Sky Brightness and the Moon
ObsTac in principle can use the sky brightness to predict where to take images next, in the case of the
bluer filters, and the presence of the moon, or to select which filters to use, in the case of z-band and the
wide variations night to night. We will want to perform a DECam calibration of the sky brightness and
moon-model used by ObsTac (see Sky Brightness Notes, docdb-6123) during SV and/or early operations.

DECal, Star flats, and Calibration

The DECal system response measuring system should be run when the weather precludes on-sky observations.
During commissioning and/or SV, we will also want to establish whether DECal can be operated during the
day.
The DECal system can be checked using star flats taken on SDSS Stripe 82. Star flats are very time consuming
and require good conditions. We plan to pursue one early in Commissioning/Science Verification; tables of
color corrections per CCD can be constructed to compare with the synthetic color corrections from the DECal
system. Assuming 30 second exposures, 20 second readout/slews, and a need to place the same star on each of
the 62 CCDs in all 5 filters, we compute that 4.5 hours are needed, during photometric time. Commissioning
of DECam includes performing a star flat. We assume observations of sufficent quantity/quality for DES
and therefore don’t allocate time in science verification.
Throughout the science verification period the DES calibration group will be particularly active. The
calibration group goals are described briefly in Table 5.

Milestone Where Reason
Calibrate single night DESDM determine instrumental zeropoint
Star flat Fermilab determine CCD system response
DECal DESDM linking system responses to data
Global calibration DESDM photometry & astrometry
Rasicam integrate
PWV GPS system integrate

Sky Brightness Notes (docDB # 6612)

Comments from Jim and Eric

I'd imagine:
    1) turn on obstac
    2) collect information about seeing from imageHealth or DESDM survey table
    3) compare rates of collection of survey and SN data as a function of seeing
        with simulations.
    4) Adjust the SN seeing cutoff (1.1" currently).
    5) Make sure that the data taken look like the right spatial pattern.
        Are the dithers right for SN? Is the tiling pattern right for the Main Survey?

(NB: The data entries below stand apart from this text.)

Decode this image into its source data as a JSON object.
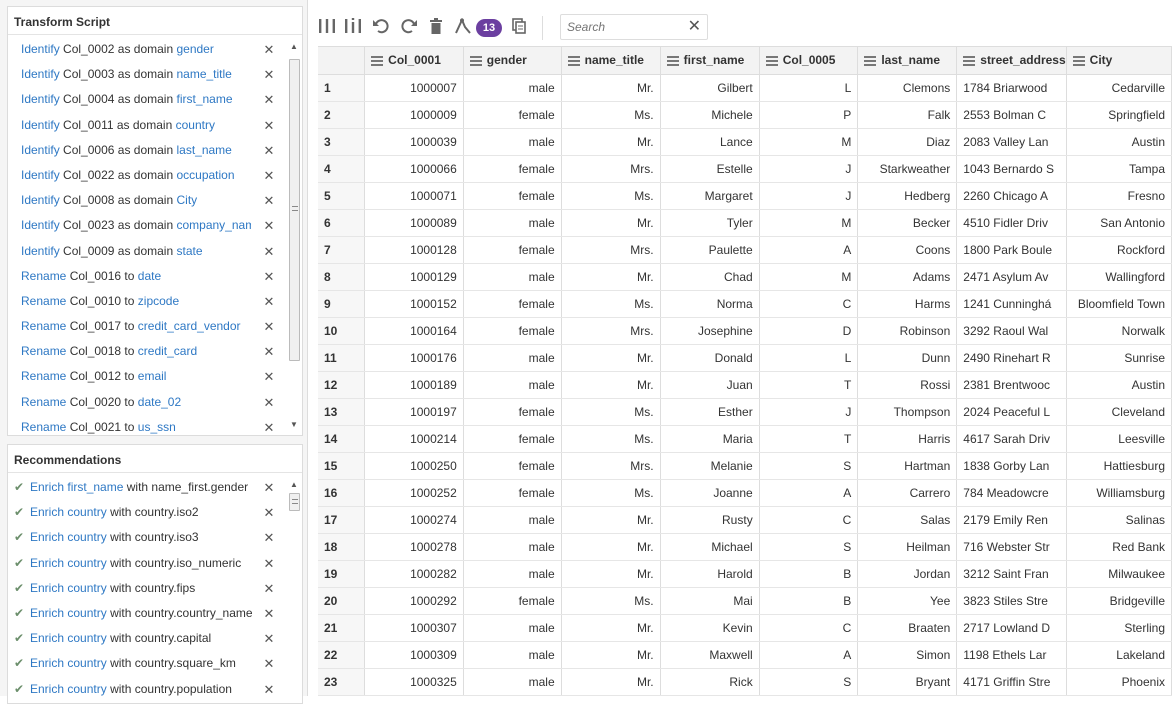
{
  "script_panel": {
    "title": "Transform Script",
    "items": [
      {
        "verb": "Identify",
        "col": "Col_0002",
        "mid": "as domain",
        "target": "gender"
      },
      {
        "verb": "Identify",
        "col": "Col_0003",
        "mid": "as domain",
        "target": "name_title"
      },
      {
        "verb": "Identify",
        "col": "Col_0004",
        "mid": "as domain",
        "target": "first_name"
      },
      {
        "verb": "Identify",
        "col": "Col_0011",
        "mid": "as domain",
        "target": "country"
      },
      {
        "verb": "Identify",
        "col": "Col_0006",
        "mid": "as domain",
        "target": "last_name"
      },
      {
        "verb": "Identify",
        "col": "Col_0022",
        "mid": "as domain",
        "target": "occupation"
      },
      {
        "verb": "Identify",
        "col": "Col_0008",
        "mid": "as domain",
        "target": "City"
      },
      {
        "verb": "Identify",
        "col": "Col_0023",
        "mid": "as domain",
        "target": "company_name"
      },
      {
        "verb": "Identify",
        "col": "Col_0009",
        "mid": "as domain",
        "target": "state"
      },
      {
        "verb": "Rename",
        "col": "Col_0016",
        "mid": "to",
        "target": "date"
      },
      {
        "verb": "Rename",
        "col": "Col_0010",
        "mid": "to",
        "target": "zipcode"
      },
      {
        "verb": "Rename",
        "col": "Col_0017",
        "mid": "to",
        "target": "credit_card_vendor"
      },
      {
        "verb": "Rename",
        "col": "Col_0018",
        "mid": "to",
        "target": "credit_card"
      },
      {
        "verb": "Rename",
        "col": "Col_0012",
        "mid": "to",
        "target": "email"
      },
      {
        "verb": "Rename",
        "col": "Col_0020",
        "mid": "to",
        "target": "date_02"
      },
      {
        "verb": "Rename",
        "col": "Col_0021",
        "mid": "to",
        "target": "us_ssn"
      }
    ]
  },
  "rec_panel": {
    "title": "Recommendations",
    "items": [
      {
        "verb": "Enrich",
        "col": "first_name",
        "rest": "with name_first.gender"
      },
      {
        "verb": "Enrich",
        "col": "country",
        "rest": "with country.iso2"
      },
      {
        "verb": "Enrich",
        "col": "country",
        "rest": "with country.iso3"
      },
      {
        "verb": "Enrich",
        "col": "country",
        "rest": "with country.iso_numeric"
      },
      {
        "verb": "Enrich",
        "col": "country",
        "rest": "with country.fips"
      },
      {
        "verb": "Enrich",
        "col": "country",
        "rest": "with country.country_name"
      },
      {
        "verb": "Enrich",
        "col": "country",
        "rest": "with country.capital"
      },
      {
        "verb": "Enrich",
        "col": "country",
        "rest": "with country.square_km"
      },
      {
        "verb": "Enrich",
        "col": "country",
        "rest": "with country.population"
      }
    ]
  },
  "toolbar": {
    "badge": "13",
    "search_placeholder": "Search"
  },
  "grid": {
    "columns": [
      "Col_0001",
      "gender",
      "name_title",
      "first_name",
      "Col_0005",
      "last_name",
      "street_address",
      "City"
    ],
    "rows": [
      [
        "1",
        "1000007",
        "male",
        "Mr.",
        "Gilbert",
        "L",
        "Clemons",
        "1784 Briarwood",
        "Cedarville"
      ],
      [
        "2",
        "1000009",
        "female",
        "Ms.",
        "Michele",
        "P",
        "Falk",
        "2553 Bolman C",
        "Springfield"
      ],
      [
        "3",
        "1000039",
        "male",
        "Mr.",
        "Lance",
        "M",
        "Diaz",
        "2083 Valley Lan",
        "Austin"
      ],
      [
        "4",
        "1000066",
        "female",
        "Mrs.",
        "Estelle",
        "J",
        "Starkweather",
        "1043 Bernardo S",
        "Tampa"
      ],
      [
        "5",
        "1000071",
        "female",
        "Ms.",
        "Margaret",
        "J",
        "Hedberg",
        "2260 Chicago A",
        "Fresno"
      ],
      [
        "6",
        "1000089",
        "male",
        "Mr.",
        "Tyler",
        "M",
        "Becker",
        "4510 Fidler Driv",
        "San Antonio"
      ],
      [
        "7",
        "1000128",
        "female",
        "Mrs.",
        "Paulette",
        "A",
        "Coons",
        "1800 Park Boule",
        "Rockford"
      ],
      [
        "8",
        "1000129",
        "male",
        "Mr.",
        "Chad",
        "M",
        "Adams",
        "2471 Asylum Av",
        "Wallingford"
      ],
      [
        "9",
        "1000152",
        "female",
        "Ms.",
        "Norma",
        "C",
        "Harms",
        "1241 Cunninghá",
        "Bloomfield Town"
      ],
      [
        "10",
        "1000164",
        "female",
        "Mrs.",
        "Josephine",
        "D",
        "Robinson",
        "3292 Raoul Wal",
        "Norwalk"
      ],
      [
        "11",
        "1000176",
        "male",
        "Mr.",
        "Donald",
        "L",
        "Dunn",
        "2490 Rinehart R",
        "Sunrise"
      ],
      [
        "12",
        "1000189",
        "male",
        "Mr.",
        "Juan",
        "T",
        "Rossi",
        "2381 Brentwooc",
        "Austin"
      ],
      [
        "13",
        "1000197",
        "female",
        "Ms.",
        "Esther",
        "J",
        "Thompson",
        "2024 Peaceful L",
        "Cleveland"
      ],
      [
        "14",
        "1000214",
        "female",
        "Ms.",
        "Maria",
        "T",
        "Harris",
        "4617 Sarah Driv",
        "Leesville"
      ],
      [
        "15",
        "1000250",
        "female",
        "Mrs.",
        "Melanie",
        "S",
        "Hartman",
        "1838 Gorby Lan",
        "Hattiesburg"
      ],
      [
        "16",
        "1000252",
        "female",
        "Ms.",
        "Joanne",
        "A",
        "Carrero",
        "784 Meadowcre",
        "Williamsburg"
      ],
      [
        "17",
        "1000274",
        "male",
        "Mr.",
        "Rusty",
        "C",
        "Salas",
        "2179 Emily Ren",
        "Salinas"
      ],
      [
        "18",
        "1000278",
        "male",
        "Mr.",
        "Michael",
        "S",
        "Heilman",
        "716 Webster Str",
        "Red Bank"
      ],
      [
        "19",
        "1000282",
        "male",
        "Mr.",
        "Harold",
        "B",
        "Jordan",
        "3212 Saint Fran",
        "Milwaukee"
      ],
      [
        "20",
        "1000292",
        "female",
        "Ms.",
        "Mai",
        "B",
        "Yee",
        "3823 Stiles Stre",
        "Bridgeville"
      ],
      [
        "21",
        "1000307",
        "male",
        "Mr.",
        "Kevin",
        "C",
        "Braaten",
        "2717 Lowland D",
        "Sterling"
      ],
      [
        "22",
        "1000309",
        "male",
        "Mr.",
        "Maxwell",
        "A",
        "Simon",
        "1198 Ethels Lar",
        "Lakeland"
      ],
      [
        "23",
        "1000325",
        "male",
        "Mr.",
        "Rick",
        "S",
        "Bryant",
        "4171 Griffin Stre",
        "Phoenix"
      ]
    ]
  }
}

In the end we need to calibrate ObsTac data rates and the survey simulations data rates  so:

Calibrations:
    1) Calibrating the ObsTac simulation seeing model against the delivered seeing
        which will take ~month of data to do. 20 nights?

    2) We need to calibrate the ObsTac sky brightness model as a function
    of airmass, moon separation, moon distance, and filter. I'd imagine not
    taking special data to do this, just normal obsTac operations on... 7 nights?

    2a) Except that we probably want to know what the sky looks like 10-ish degrees
    from the moon, which is probably a commissioning task.

    3) slew times. Just a just, but we need to calibrate the simulation tool. Probably
    1 or 2 nights of data.

Bad data: as Eric says, we want to test the whole cycle of bad data,
from ObsTac auto declaring data bad, setting Mountain done column to false,
and re-attempting it, to humans declaring data bad and ObsTac re-attempting it,
to DESDM updating the DM done column with true or false.

This has lines into image health, rasicam, the database, and DESDM.